What do we make of Huizenga’s idea? First, I think he is absolutely correct in his estimation of the programmatic nature of the opening phrase for Matthew’s Gospel. Second, Huizenga has usefully flagged an important and underappreciated aspect of the First Gospel’s cultural context. The evidence for a “robust Isaac typology” is present; and such recognition, at the very least, opens the door wide to fresh readings of particular passages in Matthew. More profoundly, however, the appreciation of an Isaac typology, if we were to agree with Huizenga, would pair it with Davidic Messianism as the central argument of the Gospel. It is this latter point that I still have yet to fully embrace with him.

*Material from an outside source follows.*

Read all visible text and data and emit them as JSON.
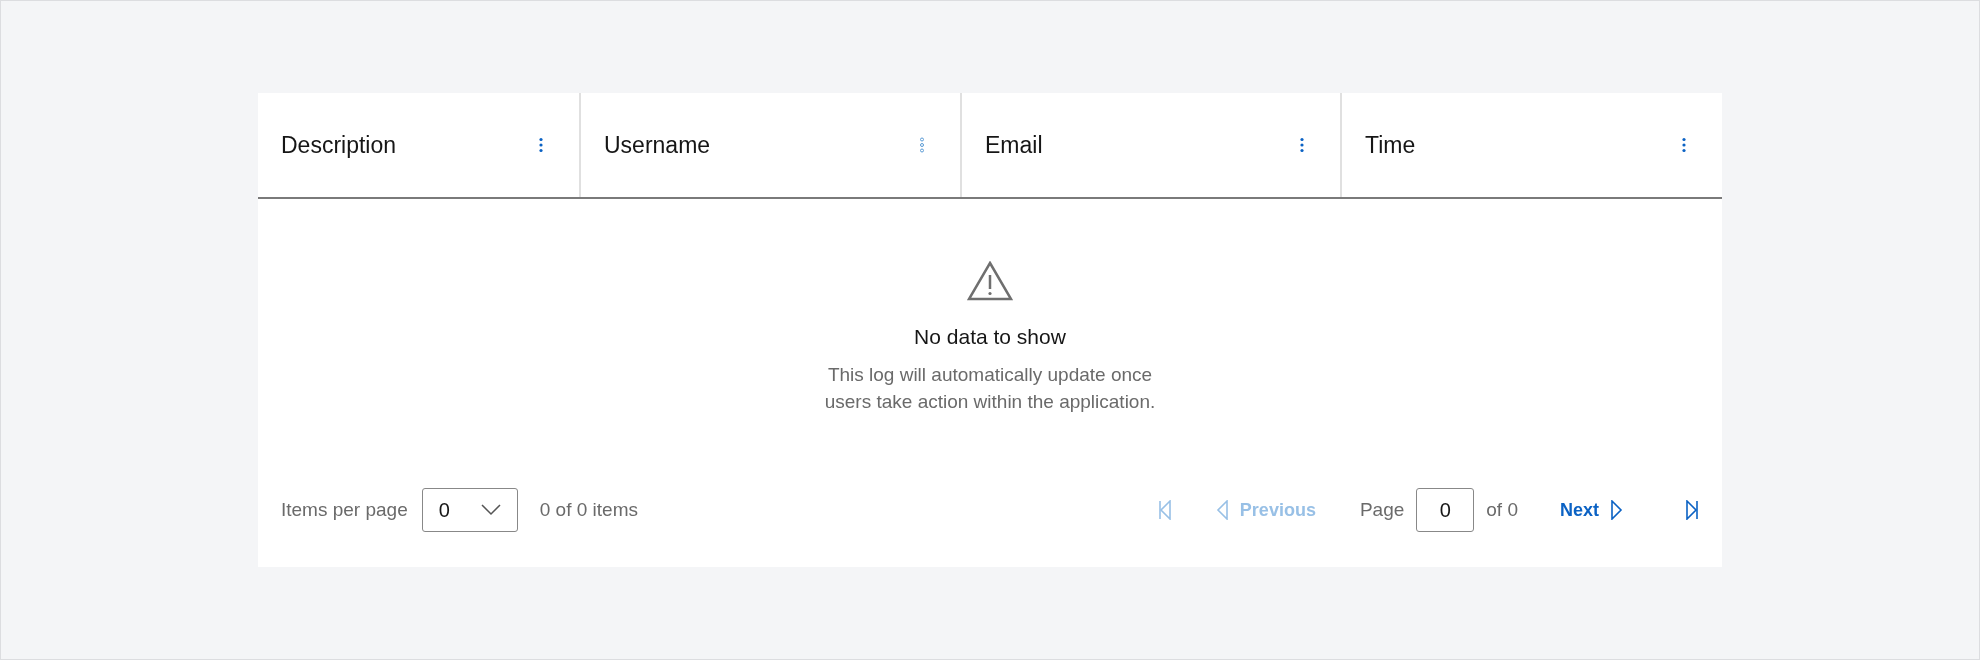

I am convinced that Matthew has an Isaac typology, but I am less so that the title “son of Abraham” leads by straight line to the Akedah. It is difficult to deny that Mount Moriah would not have been an obvious anti-type for Mount Golgotha in the mind of a Jewish believer in Jesus; however, it is much more difficult to pin the title “son of Abraham” down so specifically. I have wondered, mostly in my own mind and not often aloud, whether or not the titles, “son of David, son of Abraham” were aimed as a barb at the Herodian dynasty; a dynasty that continued into the late first century (Agrippa II). This as least seems possible for two reasons: (1) Jews regularly disparaged Herod as a "half-Jew"; and (2) the intense focus on Herod the Great in the opening scenes of the narrative. More likely, however, the title "son of Abraham" seems most appropriately a reference the fact that as the Davidic Messiah, Israel's vocation, given first to Abraham, comes to its completion. This completion is evinced in the narrative in the so-called Great Commission—a better label I think is the "Great Implication"—likely has Abrahamic echoes.

In any event, Huizenga offers an important observation about Matthew in this good article.